'Is When'

 

It’s been 13 years since I started writing a weekly grammar column. And just when I think I’ve heard every weird grammar myth that ever existed, another one comes at me out of nowhere. Here’s an e-mail I got from a reader in Upstate New York.

“You can’t be talking about grammar and say ‘is when.’”

Apparently, somewhere in my column, I had used this this term. I was so gobsmacked by the “rule” that I didn’t bother to check. Instead, I immediately wrote back saying that was a new one on me and asking my correspondent where she heard it and if she knew of any rule books that mentioned it.

She was cool enough to answer me: She had no source. A teacher had told her that once and it stuck in her mind. She had never heard it anywhere else and didn’t know of any book that discussed it.

In other words: We can add yet another silly superstition to the mountain of nonsense that people have been told and believed.
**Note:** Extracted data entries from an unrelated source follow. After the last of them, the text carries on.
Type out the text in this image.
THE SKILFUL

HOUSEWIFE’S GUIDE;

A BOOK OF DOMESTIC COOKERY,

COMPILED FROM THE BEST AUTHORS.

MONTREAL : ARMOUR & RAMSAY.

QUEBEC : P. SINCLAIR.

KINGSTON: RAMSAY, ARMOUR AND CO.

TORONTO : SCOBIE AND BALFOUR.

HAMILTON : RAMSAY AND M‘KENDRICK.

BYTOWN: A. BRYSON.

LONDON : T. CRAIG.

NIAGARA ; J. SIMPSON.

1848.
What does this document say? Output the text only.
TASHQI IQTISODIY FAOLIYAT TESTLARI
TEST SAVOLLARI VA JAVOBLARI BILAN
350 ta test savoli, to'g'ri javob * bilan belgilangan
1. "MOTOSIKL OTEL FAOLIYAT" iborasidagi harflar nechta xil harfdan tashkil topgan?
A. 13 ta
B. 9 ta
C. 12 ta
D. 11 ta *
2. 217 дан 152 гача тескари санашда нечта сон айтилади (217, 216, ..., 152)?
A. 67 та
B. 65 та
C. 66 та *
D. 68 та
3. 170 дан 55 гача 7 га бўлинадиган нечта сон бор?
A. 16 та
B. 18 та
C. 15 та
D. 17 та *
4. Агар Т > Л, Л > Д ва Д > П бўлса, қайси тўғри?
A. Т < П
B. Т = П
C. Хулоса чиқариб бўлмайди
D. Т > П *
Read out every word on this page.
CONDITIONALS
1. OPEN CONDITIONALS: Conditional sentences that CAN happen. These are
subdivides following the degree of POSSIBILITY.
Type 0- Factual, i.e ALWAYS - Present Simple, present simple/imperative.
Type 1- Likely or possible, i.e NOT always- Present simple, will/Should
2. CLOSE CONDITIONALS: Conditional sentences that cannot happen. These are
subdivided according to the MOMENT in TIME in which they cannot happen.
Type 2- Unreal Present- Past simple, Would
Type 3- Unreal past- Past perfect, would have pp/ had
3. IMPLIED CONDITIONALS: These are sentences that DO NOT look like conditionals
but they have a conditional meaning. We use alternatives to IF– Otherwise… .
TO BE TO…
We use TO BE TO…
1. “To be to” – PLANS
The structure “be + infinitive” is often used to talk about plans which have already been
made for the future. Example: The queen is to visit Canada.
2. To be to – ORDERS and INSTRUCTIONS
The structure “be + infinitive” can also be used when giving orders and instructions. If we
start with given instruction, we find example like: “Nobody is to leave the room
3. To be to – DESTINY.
Like all grammar nonsense, the idea that you can't use “is when” may be rooted in some solid logic. There’s a common problem in writing called faulty predication that deals with sentences like “A death is when bereaved people come together to mourn.” That’s illogical because a death is a thing, not a when. Another example, “Good dental hygiene is when you brush three times a day.” Again, it’s just too weird to call hygiene a when.

But does that mean you can never say “is when”? Of course not.